Automatisez votre reporting pour avoir du temps pour l’analyse

Les directions financières consacrent encore une part importante de leur temps à collecter, consolider et mettre en forme leurs données.

Mais produire un reporting ne suffit plus. Pour être utile, l’information financière doit être fiable, lisible, partagée et directement exploitable dans les décisions.

Ce programme vous aide à passer d’une logique de production de chiffres à une logique de pilotage : mieux choisir vos KPI, construire des tableaux de bord efficaces et automatiser vos reportings pour consacrer plus de temps à l’analyse.

Sortir de la spirale de la production en automatisant

Pensé pour les DAF, RAF et contrôleurs de gestion de PME et d’ETI, ce parcours vous guide dans la construction d’un pilotage financier plus efficace.

Au fil des contenus, vous apprendrez à repérer les limites de vos pratiques actuelles, à sélectionner les bons indicateurs et à structurer un système de reporting capable de soutenir les décisions.

Diagnostiquer

Identifier ce qui empêche vos chiffres de devenir de vrais supports de décision : manque de fiabilité, données éparpillées, indicateurs trop nombreux, tableaux de bord peu lisibles ou production trop tardive.

Clarifier

Remettre de l’ordre dans vos KPI et vos tableaux de bord pour faire émerger les informations vraiment utiles au pilotage financier.

Automatiser

Fiabiliser la production, la mise à jour et le partage de vos reportings pour libérer du temps d’analyse et accélérer la prise de décision.

étape 1

Changer de regard sur le rôle de la Finance

Un reporting peut être exact, complet, envoyé dans les temps… et rester insuffisant pour piloter.

C’est tout l’enjeu auquel font face les directions financières aujourd’hui.
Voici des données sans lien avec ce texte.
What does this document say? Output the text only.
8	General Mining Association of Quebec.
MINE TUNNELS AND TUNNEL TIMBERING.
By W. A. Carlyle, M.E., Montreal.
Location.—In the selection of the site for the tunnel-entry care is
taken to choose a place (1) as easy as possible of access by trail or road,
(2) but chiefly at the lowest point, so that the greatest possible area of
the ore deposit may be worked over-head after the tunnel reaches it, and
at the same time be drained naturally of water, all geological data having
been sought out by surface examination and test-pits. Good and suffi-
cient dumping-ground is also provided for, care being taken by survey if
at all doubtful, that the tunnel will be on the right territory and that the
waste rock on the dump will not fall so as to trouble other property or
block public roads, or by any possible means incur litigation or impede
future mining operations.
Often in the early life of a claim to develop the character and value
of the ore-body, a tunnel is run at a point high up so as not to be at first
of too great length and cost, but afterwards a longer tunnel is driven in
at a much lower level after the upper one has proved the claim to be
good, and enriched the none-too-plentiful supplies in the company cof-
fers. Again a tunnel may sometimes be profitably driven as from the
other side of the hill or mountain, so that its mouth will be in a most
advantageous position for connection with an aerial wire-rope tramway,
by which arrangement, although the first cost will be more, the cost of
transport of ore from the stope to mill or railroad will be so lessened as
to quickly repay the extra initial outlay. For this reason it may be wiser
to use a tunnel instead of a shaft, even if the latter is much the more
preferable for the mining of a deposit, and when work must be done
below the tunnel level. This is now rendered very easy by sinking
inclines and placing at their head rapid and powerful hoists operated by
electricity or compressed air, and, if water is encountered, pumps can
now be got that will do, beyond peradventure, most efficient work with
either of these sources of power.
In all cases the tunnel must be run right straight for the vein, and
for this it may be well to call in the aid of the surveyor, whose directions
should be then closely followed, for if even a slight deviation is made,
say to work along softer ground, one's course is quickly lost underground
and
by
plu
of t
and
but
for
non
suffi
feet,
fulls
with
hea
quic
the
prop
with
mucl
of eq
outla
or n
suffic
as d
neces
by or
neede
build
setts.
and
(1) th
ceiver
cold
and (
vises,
Dans les PME et ETI, les attentes envers les DAF, RAF et contrôleurs de gestion se sont élargies : expliquer ce qui se passe, identifier les signaux faibles, alerter sur les écarts, aider à prioriser les décisions. On ne leur demande plus uniquement de regarder le passé, mais aussi d’aider à lire la trajectoire à venir.

Autrement dit, la Finance devient un acteur clé du pilotage de l’entreprise, et pas juste garante des chiffres.

Cela se traduit par des besoins plus nombreux et plus transverses :

  • suivre la performance financière avec plus de finesse ;
  • relier les résultats aux enjeux opérationnels ;
  • produire des analyses plus rapides pour la direction ;
  • fiabiliser les prévisions et les atterrissages ;
  • rendre les indicateurs compréhensibles par tous les décideurs.

Le programme vous aidera à prendre du recul sur trois enjeux majeurs :

1. La montée en puissance du rôle stratégique de la Finance
Les directions financières sont de plus en plus attendues sur leur capacité à éclairer les arbitrages, pas seulement à commenter les résultats.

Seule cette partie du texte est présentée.